Why do I mention all of these three very different places? Because if this nation is going to continue into the next 233 years, the people at Reynolds Plantation are going to have to join forces with the people in Warner Robins, who in turn are going to have to link arms with the people in Wrightsville. Though many, we ARE one. We are one Nation under God, indivisible, with liberty and justice for all.
And yet the same revolutionary beliefs for which our forebears fought are still at issue around the globe–the belief that the rights of man come not from the generosity of the state but from the hand of God.
We dare not forget today that we are the heirs of that first revolution. Let the word go forth from this time and place, to friend and foe alike, that the torch has been passed to a new generation of Americans–born in this century, tempered by war, disciplined by a hard and bitter peace, proud of our ancient heritage–and unwilling to witness or permit the slow undoing of those human rights to which this nation has always been committed, and to which we are committed today at home and around the world.
Let every nation know, whether it wishes us well or ill, that we shall pay any price, bear any burden, meet any hardship, support any friend, oppose any foe to assure the survival and the success of liberty.
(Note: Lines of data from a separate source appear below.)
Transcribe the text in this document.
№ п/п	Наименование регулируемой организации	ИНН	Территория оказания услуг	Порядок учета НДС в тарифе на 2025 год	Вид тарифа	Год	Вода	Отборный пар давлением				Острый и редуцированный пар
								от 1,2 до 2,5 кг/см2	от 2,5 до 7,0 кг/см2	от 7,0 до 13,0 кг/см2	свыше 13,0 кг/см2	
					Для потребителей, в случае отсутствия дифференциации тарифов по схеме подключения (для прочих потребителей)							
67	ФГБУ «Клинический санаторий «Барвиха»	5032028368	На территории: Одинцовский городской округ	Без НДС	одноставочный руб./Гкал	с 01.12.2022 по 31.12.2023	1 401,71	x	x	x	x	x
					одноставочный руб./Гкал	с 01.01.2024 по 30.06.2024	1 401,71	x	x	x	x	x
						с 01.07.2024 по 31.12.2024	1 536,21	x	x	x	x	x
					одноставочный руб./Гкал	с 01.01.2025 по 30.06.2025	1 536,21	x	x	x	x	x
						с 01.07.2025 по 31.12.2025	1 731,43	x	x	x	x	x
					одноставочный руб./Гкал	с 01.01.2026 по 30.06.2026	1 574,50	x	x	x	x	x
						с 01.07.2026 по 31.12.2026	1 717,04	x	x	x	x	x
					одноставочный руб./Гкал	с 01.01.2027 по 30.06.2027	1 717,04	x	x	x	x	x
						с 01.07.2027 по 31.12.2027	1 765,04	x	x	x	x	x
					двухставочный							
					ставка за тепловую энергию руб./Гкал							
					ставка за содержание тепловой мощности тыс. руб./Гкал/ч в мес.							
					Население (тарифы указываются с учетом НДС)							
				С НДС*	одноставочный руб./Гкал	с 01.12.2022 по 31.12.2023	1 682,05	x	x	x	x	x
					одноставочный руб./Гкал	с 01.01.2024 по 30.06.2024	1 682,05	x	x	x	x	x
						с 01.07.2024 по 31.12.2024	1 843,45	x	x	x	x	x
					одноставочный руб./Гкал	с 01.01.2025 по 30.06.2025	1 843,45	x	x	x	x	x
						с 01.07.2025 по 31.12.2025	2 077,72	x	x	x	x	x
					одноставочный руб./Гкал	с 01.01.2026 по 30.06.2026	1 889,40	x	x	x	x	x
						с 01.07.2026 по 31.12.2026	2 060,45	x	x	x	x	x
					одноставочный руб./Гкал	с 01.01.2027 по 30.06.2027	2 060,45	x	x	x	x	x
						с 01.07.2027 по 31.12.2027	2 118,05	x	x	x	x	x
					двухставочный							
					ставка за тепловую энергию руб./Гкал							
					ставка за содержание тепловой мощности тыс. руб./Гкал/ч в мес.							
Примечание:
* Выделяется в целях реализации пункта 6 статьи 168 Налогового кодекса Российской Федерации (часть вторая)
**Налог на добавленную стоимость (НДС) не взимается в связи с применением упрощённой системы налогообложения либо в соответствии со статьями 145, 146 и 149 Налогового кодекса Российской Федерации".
This much we pledge–and more.
America is at a crossroads. We have become so divided that idiocies are accepted as proposals simply because they are different than the status quo. My friends, please join with me. Once again, this nation needs to, with a firm reliance on the protection of Divine Providence, to mutually pledge to each other our lives, our fortunes, and our sacred honor. Let not history judge this generation as the one who destroyed the greatest nation in the annals of time.